Presented By: Mesewet Teweldibrihan

Event: Symposium on Improving Nutrition in Dryland Areas (2018-08-09)

Session: The presentation will elaborate on best practices of harvesting rain water in water scarcity areas. Water harvesting from various surface conditions as a main source of irrigation water for small scale irrigation development at farmer's level. While ponds, dams, and in-situ water harvesting systems have been implemented, roads have primarily been built for transportation purpose. The additional benefits: rain water harvesting for supplemental irrigation, groundwater recharge has not yet been adequately explored.

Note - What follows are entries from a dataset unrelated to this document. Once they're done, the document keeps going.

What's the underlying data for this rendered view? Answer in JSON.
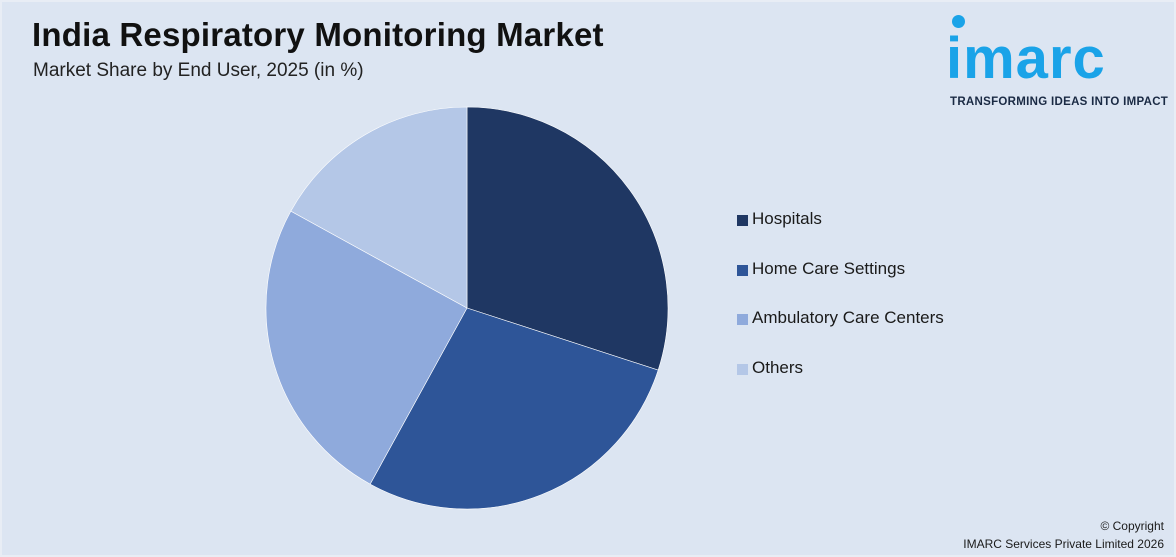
{
  "header": {
    "title": "India Respiratory Monitoring Market",
    "subtitle": "Market Share by End User, 2025 (in %)"
  },
  "logo": {
    "wordmark": "imarc",
    "tagline": "TRANSFORMING IDEAS INTO IMPACT",
    "color": "#1aa3e8"
  },
  "chart_data": {
    "type": "pie",
    "title": "India Respiratory Monitoring Market",
    "subtitle": "Market Share by End User, 2025 (in %)",
    "categories": [
      "Hospitals",
      "Home Care Settings",
      "Ambulatory Care Centers",
      "Others"
    ],
    "values": [
      30,
      28,
      25,
      17
    ],
    "colors": [
      "#1f3763",
      "#2e5598",
      "#8faadc",
      "#b4c7e7"
    ],
    "legend_position": "right"
  },
  "footer": {
    "copyright": "© Copyright",
    "company": "IMARC Services Private Limited 2026"
  }
}
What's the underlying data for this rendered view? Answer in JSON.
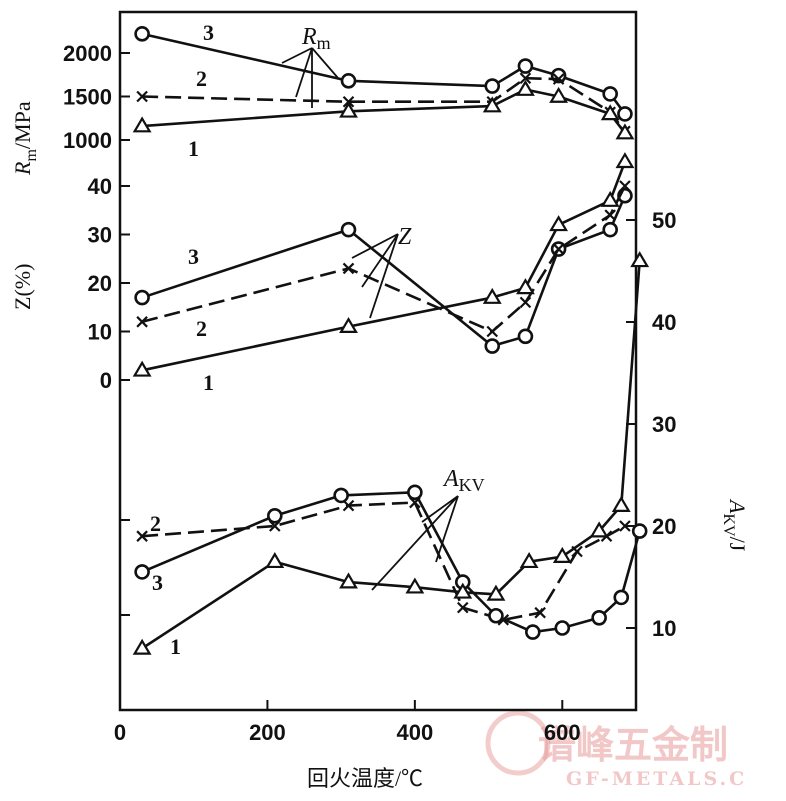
{
  "chart_data": {
    "type": "line",
    "xlabel": "回火温度/℃",
    "xlim": [
      0,
      700
    ],
    "x_ticks": [
      "0",
      "200",
      "400",
      "600"
    ],
    "panels": [
      {
        "id": "rm",
        "ylabel_main": "R",
        "ylabel_sub": "m",
        "ylabel_unit": "/MPa",
        "ylim": [
          1000,
          2000
        ],
        "y_ticks": [
          "1000",
          "1500",
          "2000"
        ],
        "y_tick_values": [
          1000,
          1500,
          2000
        ],
        "annotation_main": "R",
        "annotation_sub": "m",
        "series": [
          {
            "name": "3",
            "marker": "circle",
            "dash": false,
            "x": [
              30,
              310,
              505,
              550,
              595,
              665,
              685
            ],
            "y": [
              2220,
              1680,
              1620,
              1850,
              1740,
              1530,
              1300
            ]
          },
          {
            "name": "2",
            "marker": "x",
            "dash": true,
            "x": [
              30,
              310,
              505,
              550,
              595,
              665,
              685
            ],
            "y": [
              1500,
              1440,
              1440,
              1710,
              1700,
              1320,
              1100
            ]
          },
          {
            "name": "1",
            "marker": "triangle",
            "dash": false,
            "x": [
              30,
              310,
              505,
              550,
              595,
              665,
              685
            ],
            "y": [
              1160,
              1330,
              1390,
              1580,
              1500,
              1300,
              1080
            ]
          }
        ]
      },
      {
        "id": "z",
        "ylabel_main": "Z(%)",
        "ylim": [
          0,
          40
        ],
        "y_ticks": [
          "0",
          "10",
          "20",
          "30",
          "40"
        ],
        "y_tick_values": [
          0,
          10,
          20,
          30,
          40
        ],
        "annotation_main": "Z",
        "series": [
          {
            "name": "3",
            "marker": "circle",
            "dash": false,
            "x": [
              30,
              310,
              505,
              550,
              595,
              665,
              685
            ],
            "y": [
              17,
              31,
              7,
              9,
              27,
              31,
              38
            ]
          },
          {
            "name": "2",
            "marker": "x",
            "dash": true,
            "x": [
              30,
              310,
              505,
              550,
              595,
              665,
              685
            ],
            "y": [
              12,
              23,
              10,
              16,
              27,
              34,
              40
            ]
          },
          {
            "name": "1",
            "marker": "triangle",
            "dash": false,
            "x": [
              30,
              310,
              505,
              550,
              595,
              665,
              685
            ],
            "y": [
              2,
              11,
              17,
              19,
              32,
              37,
              45
            ]
          }
        ]
      },
      {
        "id": "akv",
        "ylabel_main": "A",
        "ylabel_sub": "KV",
        "ylabel_unit": "/J",
        "ylim": [
          10,
          50
        ],
        "y_ticks": [
          "10",
          "20",
          "30",
          "40",
          "50"
        ],
        "y_tick_values": [
          10,
          20,
          30,
          40,
          50
        ],
        "annotation_main": "A",
        "annotation_sub": "KV",
        "series": [
          {
            "name": "2",
            "marker": "x",
            "dash": true,
            "x": [
              30,
              210,
              310,
              400,
              465,
              520,
              570,
              620,
              660,
              685
            ],
            "y": [
              19,
              20,
              22,
              22.3,
              12,
              10.8,
              11.5,
              17.5,
              19,
              20
            ]
          },
          {
            "name": "3",
            "marker": "circle",
            "dash": false,
            "x": [
              30,
              210,
              300,
              400,
              465,
              510,
              560,
              600,
              650,
              680,
              705
            ],
            "y": [
              15.5,
              21,
              23,
              23.3,
              14.5,
              11.2,
              9.6,
              10,
              11,
              13,
              19.5
            ]
          },
          {
            "name": "1",
            "marker": "triangle",
            "dash": false,
            "x": [
              30,
              210,
              310,
              400,
              465,
              510,
              555,
              600,
              650,
              680,
              705
            ],
            "y": [
              8,
              16.5,
              14.5,
              14,
              13.5,
              13.3,
              16.5,
              17,
              19.5,
              22,
              46
            ]
          }
        ]
      }
    ]
  },
  "watermark": {
    "text_cn": "谱峰五金制",
    "text_en": "GF-METALS.C",
    "color": "#e79a9a"
  }
}
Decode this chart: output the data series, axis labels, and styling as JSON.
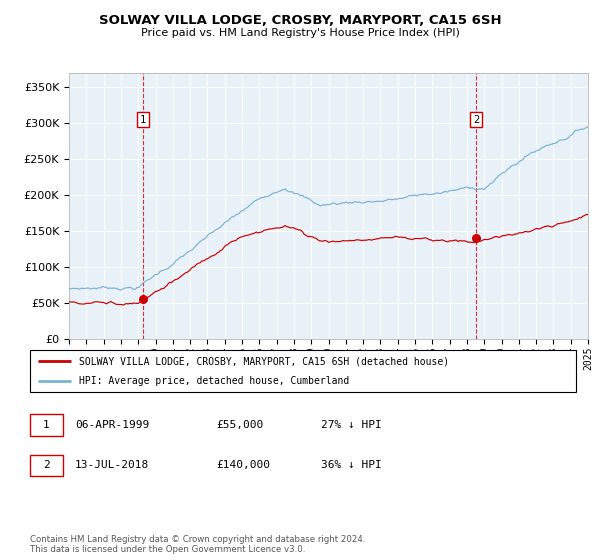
{
  "title": "SOLWAY VILLA LODGE, CROSBY, MARYPORT, CA15 6SH",
  "subtitle": "Price paid vs. HM Land Registry's House Price Index (HPI)",
  "hpi_color": "#7ab3d4",
  "price_color": "#cc0000",
  "plot_bg": "#e8f0f8",
  "grid_color": "#ffffff",
  "ylim": [
    0,
    370000
  ],
  "yticks": [
    0,
    50000,
    100000,
    150000,
    200000,
    250000,
    300000,
    350000
  ],
  "ytick_labels": [
    "£0",
    "£50K",
    "£100K",
    "£150K",
    "£200K",
    "£250K",
    "£300K",
    "£350K"
  ],
  "sale1_date_num": 1999.27,
  "sale1_price": 55000,
  "sale2_date_num": 2018.53,
  "sale2_price": 140000,
  "legend_property": "SOLWAY VILLA LODGE, CROSBY, MARYPORT, CA15 6SH (detached house)",
  "legend_hpi": "HPI: Average price, detached house, Cumberland",
  "note1_date": "06-APR-1999",
  "note1_price": "£55,000",
  "note1_hpi": "27% ↓ HPI",
  "note2_date": "13-JUL-2018",
  "note2_price": "£140,000",
  "note2_hpi": "36% ↓ HPI",
  "footer": "Contains HM Land Registry data © Crown copyright and database right 2024.\nThis data is licensed under the Open Government Licence v3.0.",
  "xstart": 1995,
  "xend": 2025
}
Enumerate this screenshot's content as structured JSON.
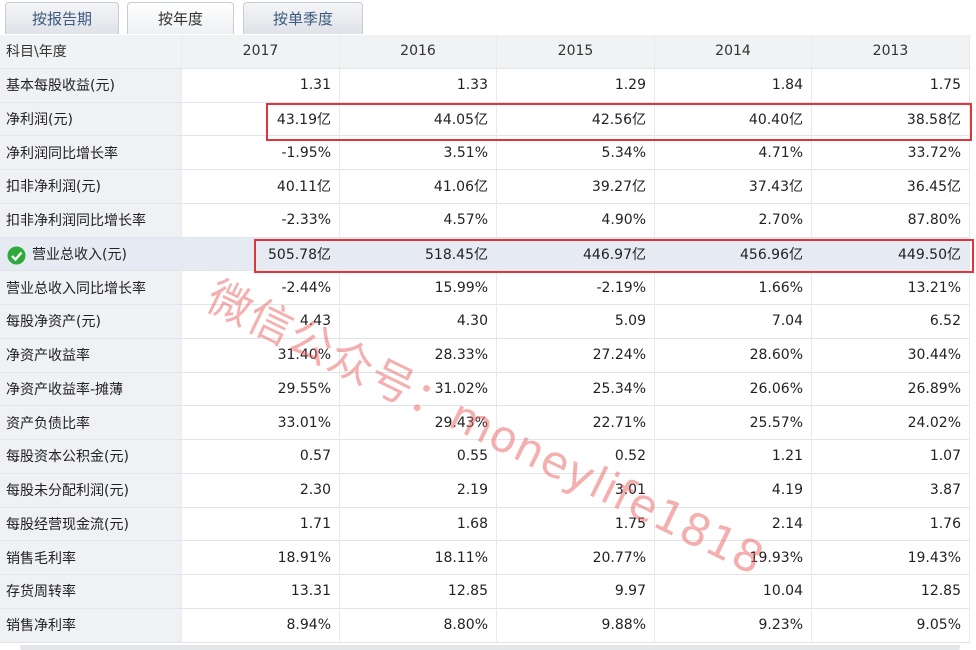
{
  "tabs": [
    "按报告期",
    "按年度",
    "按单季度"
  ],
  "table": {
    "header": [
      "科目\\年度",
      "2017",
      "2016",
      "2015",
      "2014",
      "2013"
    ],
    "rows": [
      [
        "基本每股收益(元)",
        "1.31",
        "1.33",
        "1.29",
        "1.84",
        "1.75"
      ],
      [
        "净利润(元)",
        "43.19亿",
        "44.05亿",
        "42.56亿",
        "40.40亿",
        "38.58亿"
      ],
      [
        "净利润同比增长率",
        "-1.95%",
        "3.51%",
        "5.34%",
        "4.71%",
        "33.72%"
      ],
      [
        "扣非净利润(元)",
        "40.11亿",
        "41.06亿",
        "39.27亿",
        "37.43亿",
        "36.45亿"
      ],
      [
        "扣非净利润同比增长率",
        "-2.33%",
        "4.57%",
        "4.90%",
        "2.70%",
        "87.80%"
      ],
      [
        "营业总收入(元)",
        "505.78亿",
        "518.45亿",
        "446.97亿",
        "456.96亿",
        "449.50亿"
      ],
      [
        "营业总收入同比增长率",
        "-2.44%",
        "15.99%",
        "-2.19%",
        "1.66%",
        "13.21%"
      ],
      [
        "每股净资产(元)",
        "4.43",
        "4.30",
        "5.09",
        "7.04",
        "6.52"
      ],
      [
        "净资产收益率",
        "31.40%",
        "28.33%",
        "27.24%",
        "28.60%",
        "30.44%"
      ],
      [
        "净资产收益率-摊薄",
        "29.55%",
        "31.02%",
        "25.34%",
        "26.06%",
        "26.89%"
      ],
      [
        "资产负债比率",
        "33.01%",
        "29.43%",
        "22.71%",
        "25.57%",
        "24.02%"
      ],
      [
        "每股资本公积金(元)",
        "0.57",
        "0.55",
        "0.52",
        "1.21",
        "1.07"
      ],
      [
        "每股未分配利润(元)",
        "2.30",
        "2.19",
        "3.01",
        "4.19",
        "3.87"
      ],
      [
        "每股经营现金流(元)",
        "1.71",
        "1.68",
        "1.75",
        "2.14",
        "1.76"
      ],
      [
        "销售毛利率",
        "18.91%",
        "18.11%",
        "20.77%",
        "19.93%",
        "19.43%"
      ],
      [
        "存货周转率",
        "13.31",
        "12.85",
        "9.97",
        "10.04",
        "12.85"
      ],
      [
        "销售净利率",
        "8.94%",
        "8.80%",
        "9.88%",
        "9.23%",
        "9.05%"
      ]
    ]
  },
  "watermark": "微信公众号：moneylife1818"
}
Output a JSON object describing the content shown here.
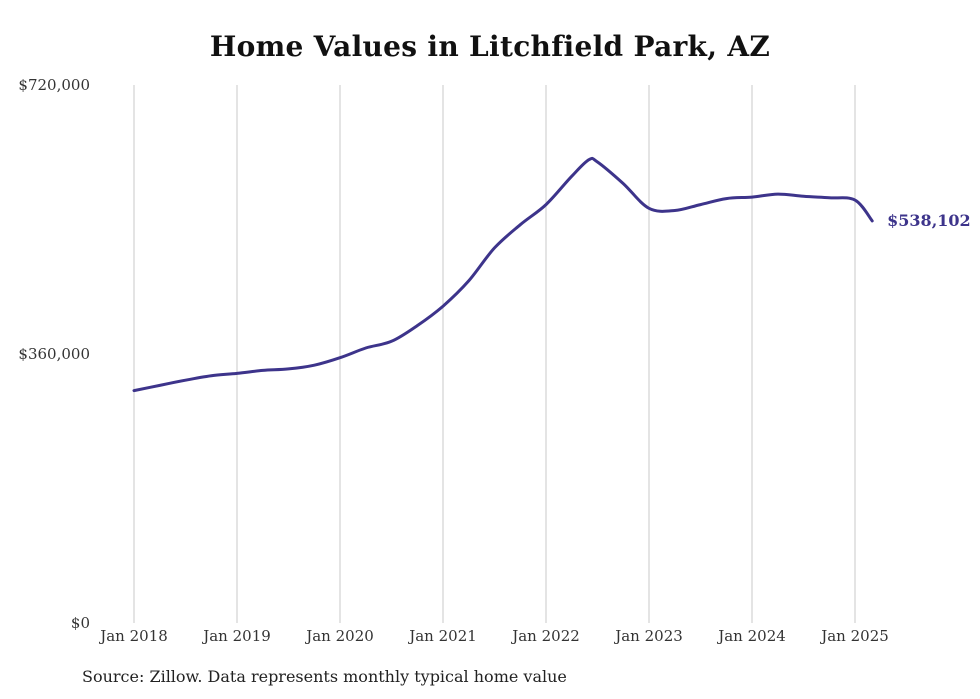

Biographical data: Mesewet Teweldibrihan completed her undergraduate studies at the Haramaya University (HU), Ethiopia, where in 2011 she gained a BSc in Soil and Water Engineering and Management. In 2014, with support from the Netherlands Fellowship Program and RAIN Foundation, which promotes sustainable rainwater harvesting, she received an MSc in Hydraulic Engineering Land and Water Development from the UNESCO-IHE Institute for Water Education. Since then she has been a lecturer and researcher in the HU’s department of Hydraulics and Water Resources Engineering. Meseret is continuing her academic career at UNESCO-IHE with research focused on assessing the dynamics of lake and groundwater interaction. Climate change and environmental degradation have led to a number of problems in this area, requiring novel engineering, socio-economic and environmental methodologies, in particular to address farming and food security challenges. Harold Msanya is an engineer who has six years experience managing programs with Catholic Relief Services and ten years managing community-based programs with World Vision Tanzania. He holds a Bachelor degree in Civil Engineering, and currently coordinates innovation design and development with ECHO East Africa.